The following discussions and activities are designed to lead the students to explore the
Mandelbrot Set. This lesson is designed as a capstone activity for the idea of fractals started in the
Infinity, Self-Similarity, and Recursion,
Geometric Fractals, and
Fractals and the Chaos Game lessons. Students are introduced to the notion of a complex number and function iteration in
order to motivate the discussion of Julia sets and the Mandelbrot set.

This lesson is best implemented with students working individually. Allow the students at least 30
minutes to explore each computer activity.

Objectives

Upon completion of this lesson, students will:

have learned about fractals and built a few

have investigated Julia sets and the Mandelbrot set

have been introduced to complex numbers and function iteration

Student Prerequisites

Geometric: Students must be able to:

recognize basic geometric shapes

Arithmetic: Student must be able to:

work with integers as scale factors and in ratios

perform basic operations, including squaring

Algebraic: Students must be able to:

work with simple algebraic expressions and functions, such as linear and quadratic expressions

graph ordered pairs of points on the cartesian coordinate plane

Technological: Students must be able to:

perform basic mouse manipulations such as point, click and drag

use a browser for experimenting with the activities

Teacher Preparation

Access to a browser

Copies of supplemental materials for the activities:

Chaos is the breakdown of predictability, or a state of disorder

escapees

A complex number is an escapee of a Julia Set if its orbit, a sequence of complex numbers generated by successive iterations of a given function, is unbounded.

fractal

Term coined by Benoit Mandelbrot in 1975, referring to objects built using recursion, where some aspect of the limiting object is infinite and another is finite, and where at any iteration, some piece of the object is a scaled down version of the previous iteration

Julia set

The set of all the points for a function of the form Z^{2}+C. The iterations will either approach zero, approach infinity, or get trapped

Mandelbrot set

Discovered much later than Julia sets, it is generated by taking the set of all functions f(Z)=Z^{2}+C, looking at all of the possible C points and their Julia sets, and assigning colors to the points based on whether the Julia set is connected or dust

prisoners

A complex number is a prisoner in a Julia Set if its orbit, a sequence of complex numbers generated by successive iterations of a given function, is bounded.

self-similarity

Two or more objects having the same characteristics. In fractals, the shapes of lines at different iterations look like smaller versions of the earlier shapes

Lesson Outline

Focus and Review

Remind students what has been learned in previous lessons that will be pertinent to this lesson
and/or have them begin to think about the words and ideas of this lesson:

Does anyone remember what a fractal is?

What are some fractals that we have looked at thus far?

Objectives

Let the students know what it is they will be doing and learning today. Say something like this:

Today, class, we are going to learn to calculate complex number functions and see how these
fumctions lead to the creation of fractals such as the Julia set and the Mandelbrot set.

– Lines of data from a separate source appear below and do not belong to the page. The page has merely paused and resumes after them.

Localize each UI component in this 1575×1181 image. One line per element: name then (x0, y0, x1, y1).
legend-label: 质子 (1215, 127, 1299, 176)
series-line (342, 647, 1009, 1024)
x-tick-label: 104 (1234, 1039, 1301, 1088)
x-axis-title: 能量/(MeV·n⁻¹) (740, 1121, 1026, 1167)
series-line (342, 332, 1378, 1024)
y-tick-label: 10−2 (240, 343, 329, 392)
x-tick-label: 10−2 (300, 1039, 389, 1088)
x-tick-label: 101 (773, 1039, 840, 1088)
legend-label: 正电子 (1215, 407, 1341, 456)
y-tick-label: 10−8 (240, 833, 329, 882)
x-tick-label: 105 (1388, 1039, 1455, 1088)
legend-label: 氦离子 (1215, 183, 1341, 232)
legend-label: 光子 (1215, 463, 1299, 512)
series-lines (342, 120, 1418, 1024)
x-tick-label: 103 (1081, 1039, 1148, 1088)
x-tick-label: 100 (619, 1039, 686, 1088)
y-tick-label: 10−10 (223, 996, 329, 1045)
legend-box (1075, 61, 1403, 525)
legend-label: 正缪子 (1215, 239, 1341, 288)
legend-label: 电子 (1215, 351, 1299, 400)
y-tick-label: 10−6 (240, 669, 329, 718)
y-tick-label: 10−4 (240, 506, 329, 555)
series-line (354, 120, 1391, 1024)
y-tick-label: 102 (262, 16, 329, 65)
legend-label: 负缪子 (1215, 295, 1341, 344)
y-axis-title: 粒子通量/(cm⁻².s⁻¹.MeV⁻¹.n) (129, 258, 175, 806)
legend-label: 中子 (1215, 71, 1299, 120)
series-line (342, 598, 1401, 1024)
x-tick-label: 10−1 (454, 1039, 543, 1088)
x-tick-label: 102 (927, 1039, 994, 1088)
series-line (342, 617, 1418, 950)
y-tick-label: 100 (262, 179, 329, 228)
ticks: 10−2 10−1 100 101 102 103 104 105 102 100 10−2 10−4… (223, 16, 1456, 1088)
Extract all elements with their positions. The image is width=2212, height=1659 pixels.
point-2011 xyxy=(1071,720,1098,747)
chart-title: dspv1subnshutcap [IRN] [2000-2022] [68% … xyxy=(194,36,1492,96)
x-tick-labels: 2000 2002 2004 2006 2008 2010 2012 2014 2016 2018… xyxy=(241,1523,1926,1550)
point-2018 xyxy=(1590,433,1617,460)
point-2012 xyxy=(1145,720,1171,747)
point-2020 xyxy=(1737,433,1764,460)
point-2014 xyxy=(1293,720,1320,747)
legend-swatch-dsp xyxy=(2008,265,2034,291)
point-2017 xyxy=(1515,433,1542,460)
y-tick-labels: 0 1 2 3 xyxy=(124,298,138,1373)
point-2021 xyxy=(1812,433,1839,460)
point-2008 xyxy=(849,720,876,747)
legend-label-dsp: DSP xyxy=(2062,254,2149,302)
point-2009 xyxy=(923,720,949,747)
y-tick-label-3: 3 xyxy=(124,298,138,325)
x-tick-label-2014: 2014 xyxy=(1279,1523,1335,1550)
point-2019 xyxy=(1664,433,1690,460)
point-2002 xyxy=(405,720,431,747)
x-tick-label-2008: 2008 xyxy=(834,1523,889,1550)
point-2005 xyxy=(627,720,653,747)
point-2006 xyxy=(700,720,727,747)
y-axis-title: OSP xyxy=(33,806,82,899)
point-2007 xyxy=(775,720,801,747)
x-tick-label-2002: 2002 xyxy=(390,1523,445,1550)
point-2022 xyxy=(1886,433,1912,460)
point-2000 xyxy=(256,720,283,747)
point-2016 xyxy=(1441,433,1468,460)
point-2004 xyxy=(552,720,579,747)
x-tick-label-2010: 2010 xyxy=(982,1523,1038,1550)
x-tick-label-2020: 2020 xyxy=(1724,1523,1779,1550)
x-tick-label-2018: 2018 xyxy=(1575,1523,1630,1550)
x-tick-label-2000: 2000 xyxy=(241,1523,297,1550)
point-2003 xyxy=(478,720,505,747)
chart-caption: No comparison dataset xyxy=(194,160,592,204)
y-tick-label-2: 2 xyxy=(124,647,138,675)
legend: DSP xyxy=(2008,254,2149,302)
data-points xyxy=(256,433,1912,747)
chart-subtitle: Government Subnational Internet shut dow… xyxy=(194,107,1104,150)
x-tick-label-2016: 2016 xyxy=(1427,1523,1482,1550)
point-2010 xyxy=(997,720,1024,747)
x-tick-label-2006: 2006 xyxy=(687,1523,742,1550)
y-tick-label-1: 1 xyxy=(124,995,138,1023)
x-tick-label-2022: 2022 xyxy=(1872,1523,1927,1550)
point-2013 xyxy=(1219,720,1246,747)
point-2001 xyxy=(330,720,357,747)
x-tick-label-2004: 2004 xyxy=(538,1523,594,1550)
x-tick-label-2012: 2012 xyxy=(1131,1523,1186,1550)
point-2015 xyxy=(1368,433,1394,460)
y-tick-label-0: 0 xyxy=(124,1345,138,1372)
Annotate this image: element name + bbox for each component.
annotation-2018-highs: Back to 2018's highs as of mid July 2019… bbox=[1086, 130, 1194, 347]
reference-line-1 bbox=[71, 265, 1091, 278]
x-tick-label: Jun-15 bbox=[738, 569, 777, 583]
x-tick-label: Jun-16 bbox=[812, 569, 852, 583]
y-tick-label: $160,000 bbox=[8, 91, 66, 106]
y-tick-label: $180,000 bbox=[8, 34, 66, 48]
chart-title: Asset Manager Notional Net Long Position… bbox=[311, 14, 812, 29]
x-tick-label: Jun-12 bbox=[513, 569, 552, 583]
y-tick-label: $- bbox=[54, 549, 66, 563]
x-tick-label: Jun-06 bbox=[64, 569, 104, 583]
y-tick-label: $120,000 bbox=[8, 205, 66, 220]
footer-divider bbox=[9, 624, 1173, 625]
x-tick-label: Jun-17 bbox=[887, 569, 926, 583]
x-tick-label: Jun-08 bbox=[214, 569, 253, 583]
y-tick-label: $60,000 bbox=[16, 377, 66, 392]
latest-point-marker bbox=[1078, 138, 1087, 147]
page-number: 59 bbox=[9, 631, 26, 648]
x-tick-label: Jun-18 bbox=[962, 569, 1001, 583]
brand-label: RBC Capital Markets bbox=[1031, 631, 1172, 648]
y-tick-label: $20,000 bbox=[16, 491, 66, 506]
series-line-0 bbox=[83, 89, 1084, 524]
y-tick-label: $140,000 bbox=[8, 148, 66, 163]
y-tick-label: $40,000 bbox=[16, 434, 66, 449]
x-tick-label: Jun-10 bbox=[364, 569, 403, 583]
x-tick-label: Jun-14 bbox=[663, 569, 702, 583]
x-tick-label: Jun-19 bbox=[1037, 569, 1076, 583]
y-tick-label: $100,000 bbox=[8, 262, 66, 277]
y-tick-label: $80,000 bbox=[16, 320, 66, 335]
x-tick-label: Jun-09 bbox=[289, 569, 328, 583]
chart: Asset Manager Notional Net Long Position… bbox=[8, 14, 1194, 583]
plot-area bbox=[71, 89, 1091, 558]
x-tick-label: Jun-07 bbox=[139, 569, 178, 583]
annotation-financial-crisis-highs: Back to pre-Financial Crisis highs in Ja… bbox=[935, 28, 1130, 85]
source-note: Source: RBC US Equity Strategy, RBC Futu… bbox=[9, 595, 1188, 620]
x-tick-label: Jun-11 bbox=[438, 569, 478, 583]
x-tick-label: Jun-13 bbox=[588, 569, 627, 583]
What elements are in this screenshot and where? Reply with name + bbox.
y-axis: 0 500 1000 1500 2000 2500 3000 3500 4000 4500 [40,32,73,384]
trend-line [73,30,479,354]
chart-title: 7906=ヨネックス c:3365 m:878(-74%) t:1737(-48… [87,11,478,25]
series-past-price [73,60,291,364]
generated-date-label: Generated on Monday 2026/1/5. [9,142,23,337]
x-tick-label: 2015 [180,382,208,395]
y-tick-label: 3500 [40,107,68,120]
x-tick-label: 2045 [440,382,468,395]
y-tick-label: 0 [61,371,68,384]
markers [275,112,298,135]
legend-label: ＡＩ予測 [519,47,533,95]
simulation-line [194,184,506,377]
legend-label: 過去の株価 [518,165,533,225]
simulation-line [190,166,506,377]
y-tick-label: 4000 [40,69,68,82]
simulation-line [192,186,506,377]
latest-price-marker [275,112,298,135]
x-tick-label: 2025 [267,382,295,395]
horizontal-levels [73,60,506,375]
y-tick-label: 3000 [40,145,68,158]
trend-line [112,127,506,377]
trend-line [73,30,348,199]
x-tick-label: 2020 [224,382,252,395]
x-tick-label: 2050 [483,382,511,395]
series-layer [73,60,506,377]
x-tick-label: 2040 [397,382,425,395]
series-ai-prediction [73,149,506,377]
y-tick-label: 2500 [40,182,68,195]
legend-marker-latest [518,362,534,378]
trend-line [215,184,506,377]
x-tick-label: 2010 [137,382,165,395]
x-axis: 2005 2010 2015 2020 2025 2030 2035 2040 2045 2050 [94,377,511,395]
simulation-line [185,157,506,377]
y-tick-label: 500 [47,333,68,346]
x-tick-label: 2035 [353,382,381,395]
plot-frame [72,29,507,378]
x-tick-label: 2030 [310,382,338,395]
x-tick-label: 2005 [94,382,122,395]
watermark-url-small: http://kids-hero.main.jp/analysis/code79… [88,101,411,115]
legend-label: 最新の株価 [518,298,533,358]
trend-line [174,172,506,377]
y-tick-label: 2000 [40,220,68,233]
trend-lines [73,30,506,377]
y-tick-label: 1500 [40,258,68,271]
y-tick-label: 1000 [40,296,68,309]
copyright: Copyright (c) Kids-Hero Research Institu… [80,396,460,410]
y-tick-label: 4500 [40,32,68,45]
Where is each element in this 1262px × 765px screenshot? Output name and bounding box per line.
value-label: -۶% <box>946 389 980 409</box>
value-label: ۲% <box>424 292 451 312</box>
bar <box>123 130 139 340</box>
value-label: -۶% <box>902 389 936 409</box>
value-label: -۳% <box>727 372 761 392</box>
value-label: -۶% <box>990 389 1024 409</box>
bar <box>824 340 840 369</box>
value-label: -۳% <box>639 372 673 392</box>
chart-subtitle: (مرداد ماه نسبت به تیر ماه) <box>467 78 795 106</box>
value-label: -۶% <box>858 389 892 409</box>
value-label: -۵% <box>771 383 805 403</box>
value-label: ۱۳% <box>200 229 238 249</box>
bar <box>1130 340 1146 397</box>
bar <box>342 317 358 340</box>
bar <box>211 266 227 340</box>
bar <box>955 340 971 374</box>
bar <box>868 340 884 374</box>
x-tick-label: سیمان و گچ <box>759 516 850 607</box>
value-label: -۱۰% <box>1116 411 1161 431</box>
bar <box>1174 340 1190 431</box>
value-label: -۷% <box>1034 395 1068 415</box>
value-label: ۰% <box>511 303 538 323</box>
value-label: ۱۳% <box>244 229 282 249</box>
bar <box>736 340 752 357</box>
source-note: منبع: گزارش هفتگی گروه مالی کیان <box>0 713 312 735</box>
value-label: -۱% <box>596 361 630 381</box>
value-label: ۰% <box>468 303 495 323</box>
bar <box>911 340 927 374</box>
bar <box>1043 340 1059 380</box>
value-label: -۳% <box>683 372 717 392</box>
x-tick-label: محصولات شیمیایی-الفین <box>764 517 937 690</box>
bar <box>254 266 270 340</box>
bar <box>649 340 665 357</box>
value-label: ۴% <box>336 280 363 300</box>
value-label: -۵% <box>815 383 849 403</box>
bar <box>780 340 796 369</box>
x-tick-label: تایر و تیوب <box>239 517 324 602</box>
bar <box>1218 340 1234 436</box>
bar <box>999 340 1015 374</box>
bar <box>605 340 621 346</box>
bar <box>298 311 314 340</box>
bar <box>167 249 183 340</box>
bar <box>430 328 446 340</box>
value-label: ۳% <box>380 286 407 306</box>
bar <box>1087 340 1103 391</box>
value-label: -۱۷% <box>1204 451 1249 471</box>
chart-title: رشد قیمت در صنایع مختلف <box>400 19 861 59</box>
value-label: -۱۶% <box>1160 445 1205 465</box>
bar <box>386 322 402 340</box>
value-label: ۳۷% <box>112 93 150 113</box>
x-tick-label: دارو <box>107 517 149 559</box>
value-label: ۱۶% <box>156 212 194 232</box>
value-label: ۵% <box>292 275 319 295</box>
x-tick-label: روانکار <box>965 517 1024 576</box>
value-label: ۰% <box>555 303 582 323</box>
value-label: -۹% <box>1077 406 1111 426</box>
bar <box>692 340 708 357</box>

We are going to use the computers to learn about complex number functions, but please do not
turn your computers on until I ask you to. I want to show you a little about this activity
first.

Teacher Input

Lead a class
discussion on two variable functions (which can also be introduced as complex number functions).

Lead a class
discussion on function iteration and julia sets.

Guided Practice

Have the students try the computer version of the
Function Iterator activity to investigate two-variable function iterations and prisoners and escapees.

Have the students try the computer version of the
Julia Set activity to investigate what sorts of interesting fractal patterns are possible from the
boundaries of prisoner sets.

Lead a class
discussion on how the Mandelbrot set is built from Julia set behavior.

Independent Practice

Create a set of patterns for the students to find within the Mandelbrot set.

Have the students try the computer version of the
Mandelbrot Set activity to investigate what sorts of interesting fractal patterns are possible by zooming in
on parts of the set.

Closure

You may wish to bring the class back together for a discussion of the findings. Once the
students have been allowed to share what they found, summarize the results of the lesson.

Alternate Outline

This lesson can be enhanced in several ways. However, cutting out any of the discussions or
activities would limit the student's understanding of the ideas behind the Mandelbrot set.

Add the additional task of trying to find an image that looks like an actual object.

Have a contest in which the students are asked to find the most interesting image, with a
panel of teachers or the entire class being the judge. (Have the students print out their
images so that a display can be set up.)

If connected to the internet, use the enhanced version of the software,
The Fractal Microscope, to explore the Mandelbrot set more fully.

Suggested Follow-Up

After these discussions and activities, the students will have seen how the Mandelbrot set is
built for the simple case of quadratic functions. This set has many number-theoretic properties
which can be explored. For future reading on this complex and beautiful topic see:

Michael Barnsley, Fractals Everywhere, Academic Press 1988.

Benoit Mandelbrot, The Fractal Geometry of Nature, W. H. Freeman 1982.

H.-O. Peitgen and P. H. Richter, The Beauty of Fractals, Springer-Verlag 1986.